Pair Corralation between NGL Energy and Chesapeake Energy
Assuming the 90 days trading horizon NGL Energy is expected to generate 68.1 times less return on investment than Chesapeake Energy. But when comparing it to its historical volatility, NGL Energy Partners is 69.32 times less risky than Chesapeake Energy. It trades about 0.13 of its potential returns per unit of risk. Chesapeake Energy is currently generating about 0.13 of returns per unit of risk over similar time horizon. If you would invest 8,938 in Chesapeake Energy on August 26, 2024 and sell it today you would lose (1,749) from holding Chesapeake Energy or give up 19.57% of portfolio value over 90 days.

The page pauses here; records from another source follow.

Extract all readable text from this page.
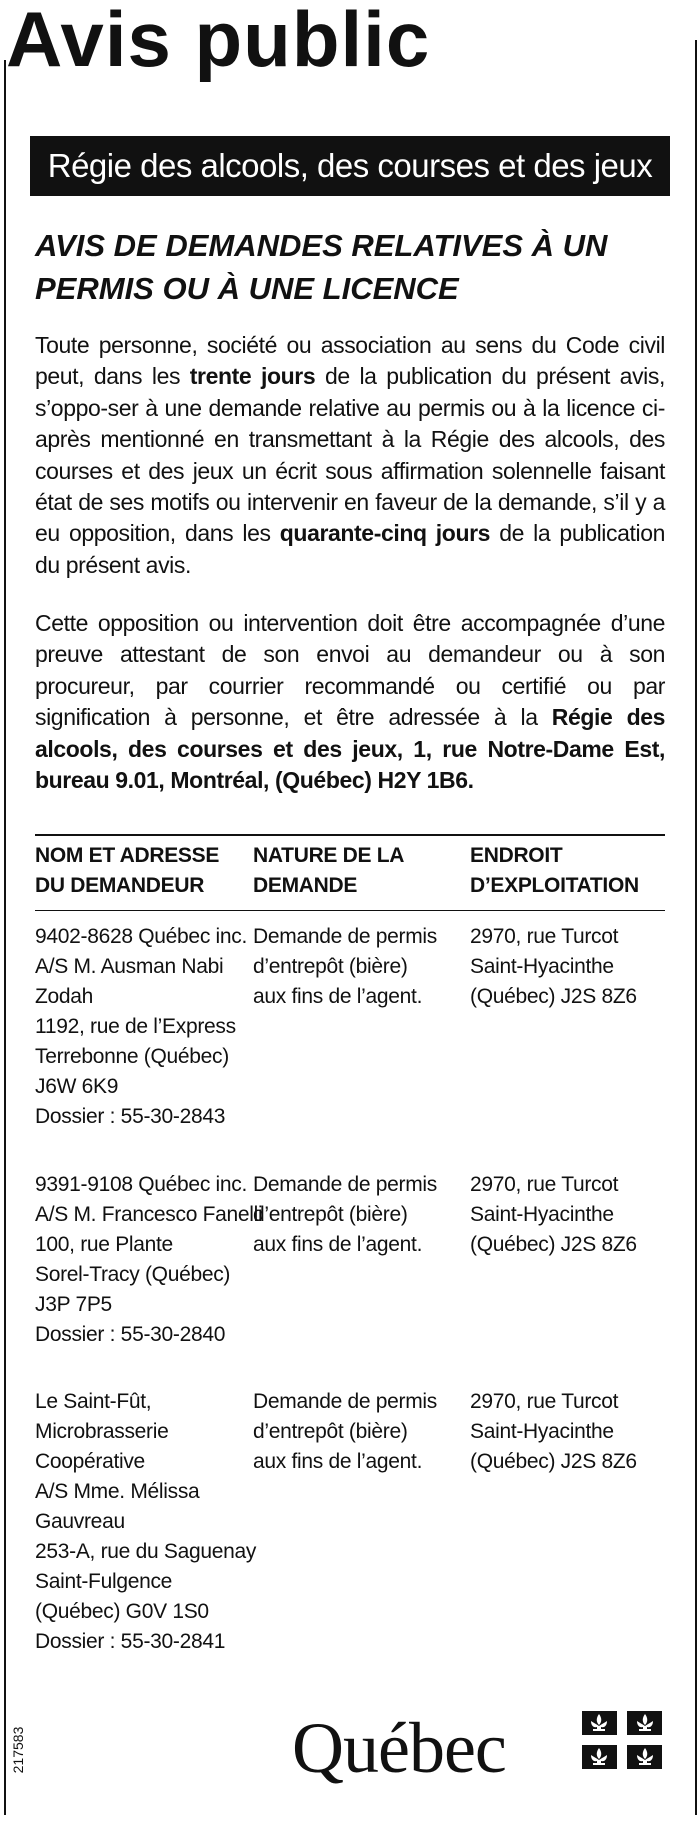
Avis public
Régie des alcools, des courses et des jeux
AVIS DE DEMANDES RELATIVES À UN PERMIS OU À UNE LICENCE
Toute personne, société ou association au sens du Code civil peut, dans les trente jours de la publication du présent avis, s’oppo-ser à une demande relative au permis ou à la licence ci-après mentionné en transmettant à la Régie des alcools, des courses et des jeux un écrit sous affirmation solennelle faisant état de ses motifs ou intervenir en faveur de la demande, s’il y a eu opposition, dans les quarante-cinq jours de la publication du présent avis.
Cette opposition ou intervention doit être accompagnée d’une preuve attestant de son envoi au demandeur ou à son procureur, par courrier recommandé ou certifié ou par signification à personne, et être adressée à la Régie des alcools, des courses et des jeux, 1, rue Notre-Dame Est, bureau 9.01, Montréal, (Québec) H2Y 1B6.
NOM ET ADRESSE
DU DEMANDEUR
NATURE DE LA
DEMANDE
ENDROIT
D’EXPLOITATION
9402-8628 Québec inc.
A/S M. Ausman Nabi
Zodah
1192, rue de l’Express
Terrebonne (Québec)
J6W 6K9
Dossier : 55-30-2843
Demande de permis
d’entrepôt (bière)
aux fins de l’agent.
2970, rue Turcot
Saint-Hyacinthe
(Québec) J2S 8Z6
9391-9108 Québec inc.
A/S M. Francesco Fanelli
100, rue Plante
Sorel-Tracy (Québec)
J3P 7P5
Dossier : 55-30-2840
Demande de permis
d’entrepôt (bière)
aux fins de l’agent.
2970, rue Turcot
Saint-Hyacinthe
(Québec) J2S 8Z6
Le Saint-Fût,
Microbrasserie
Coopérative
A/S Mme. Mélissa
Gauvreau
253-A, rue du Saguenay
Saint-Fulgence
(Québec) G0V 1S0
Dossier : 55-30-2841
Demande de permis
d’entrepôt (bière)
aux fins de l’agent.
2970, rue Turcot
Saint-Hyacinthe
(Québec) J2S 8Z6
217583	Québec
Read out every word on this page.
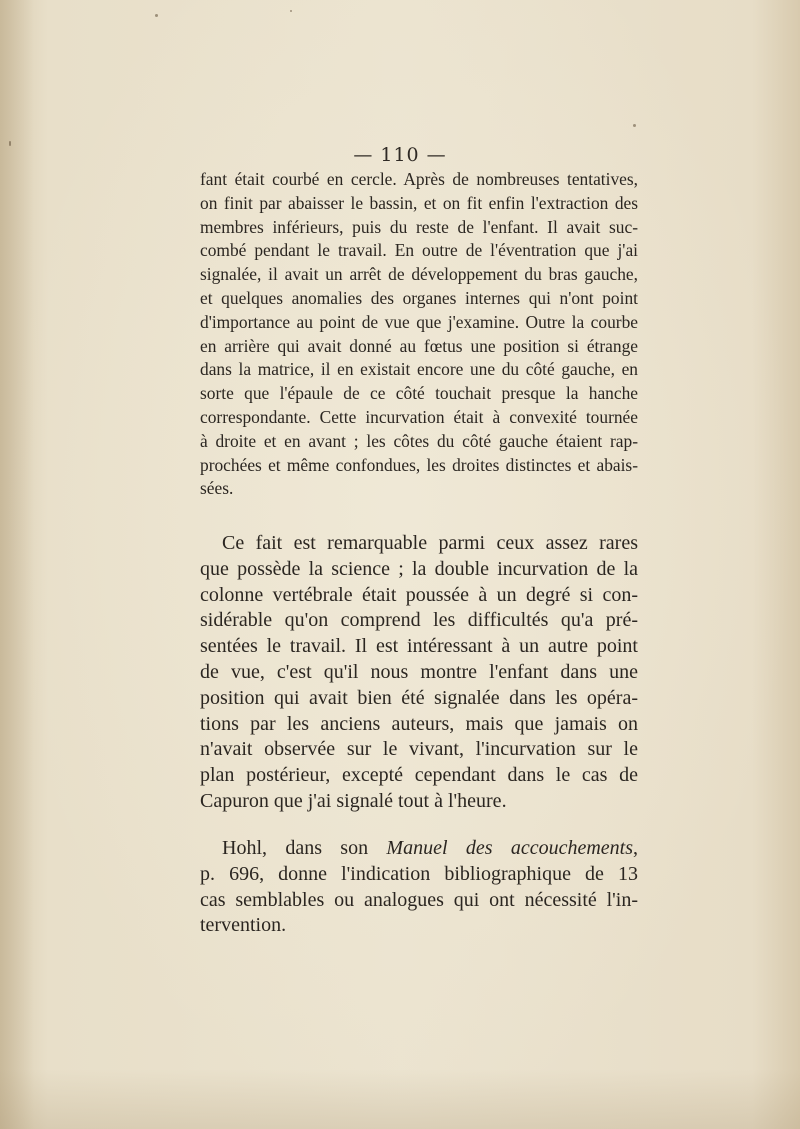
— 110 —
fant était courbé en cercle. Après de nombreuses tentatives,
on finit par abaisser le bassin, et on fit enfin l'extraction des
membres inférieurs, puis du reste de l'enfant. Il avait suc-
combé pendant le travail. En outre de l'éventration que j'ai
signalée, il avait un arrêt de développement du bras gauche,
et quelques anomalies des organes internes qui n'ont point
d'importance au point de vue que j'examine. Outre la courbe
en arrière qui avait donné au fœtus une position si étrange
dans la matrice, il en existait encore une du côté gauche, en
sorte que l'épaule de ce côté touchait presque la hanche
correspondante. Cette incurvation était à convexité tournée
à droite et en avant ; les côtes du côté gauche étaient rap-
prochées et même confondues, les droites distinctes et abais-
sées.
Ce fait est remarquable parmi ceux assez rares
que possède la science ; la double incurvation de la
colonne vertébrale était poussée à un degré si con-
sidérable qu'on comprend les difficultés qu'a pré-
sentées le travail. Il est intéressant à un autre point
de vue, c'est qu'il nous montre l'enfant dans une
position qui avait bien été signalée dans les opéra-
tions par les anciens auteurs, mais que jamais on
n'avait observée sur le vivant, l'incurvation sur le
plan postérieur, excepté cependant dans le cas de
Capuron que j'ai signalé tout à l'heure.
Hohl, dans son Manuel des accouchements,
p. 696, donne l'indication bibliographique de 13
cas semblables ou analogues qui ont nécessité l'in-
tervention.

Time Period | 3 Months [change] |
Direction | Moves Against |
Strength | Insignificant |
Accuracy | 50.7% |
Values | Daily Returns |
NGL Energy Partners vs. Chesapeake Energy
Performance |
Timeline |
NGL Energy Partners |
Chesapeake Energy |
Risk-Adjusted Performance
0 of 100
Weak | Strong |
Very Strong
NGL Energy and Chesapeake Energy Volatility Contrast
Predicted Return Density |
Returns |
Pair Trading with NGL Energy and Chesapeake Energy
The main advantage of trading using opposite NGL Energy and Chesapeake Energy positions is that it hedges away some unsystematic risk. Because of two separate transactions, even if NGL Energy position performs unexpectedly, Chesapeake Energy can make up some of the losses. Pair trading also minimizes risk from directional movements in the market. For example, if an entire industry or sector drops because of unexpected headlines, the short position in Chesapeake Energy will offset losses from the drop in Chesapeake Energy's long position.NGL Energy vs. NGL Energy Partners | NGL Energy vs. Dynagas LNG Partners | NGL Energy vs. GasLog Partners LP | NGL Energy vs. GasLog Partners LP |
Check out your portfolio center.Note that this page's information should be used as a complementary analysis to find the right mix of equity instruments to add to your existing portfolios or create a brand new portfolio. You can also try the Portfolio Optimization module to compute new portfolio that will generate highest expected return given your specified tolerance for risk.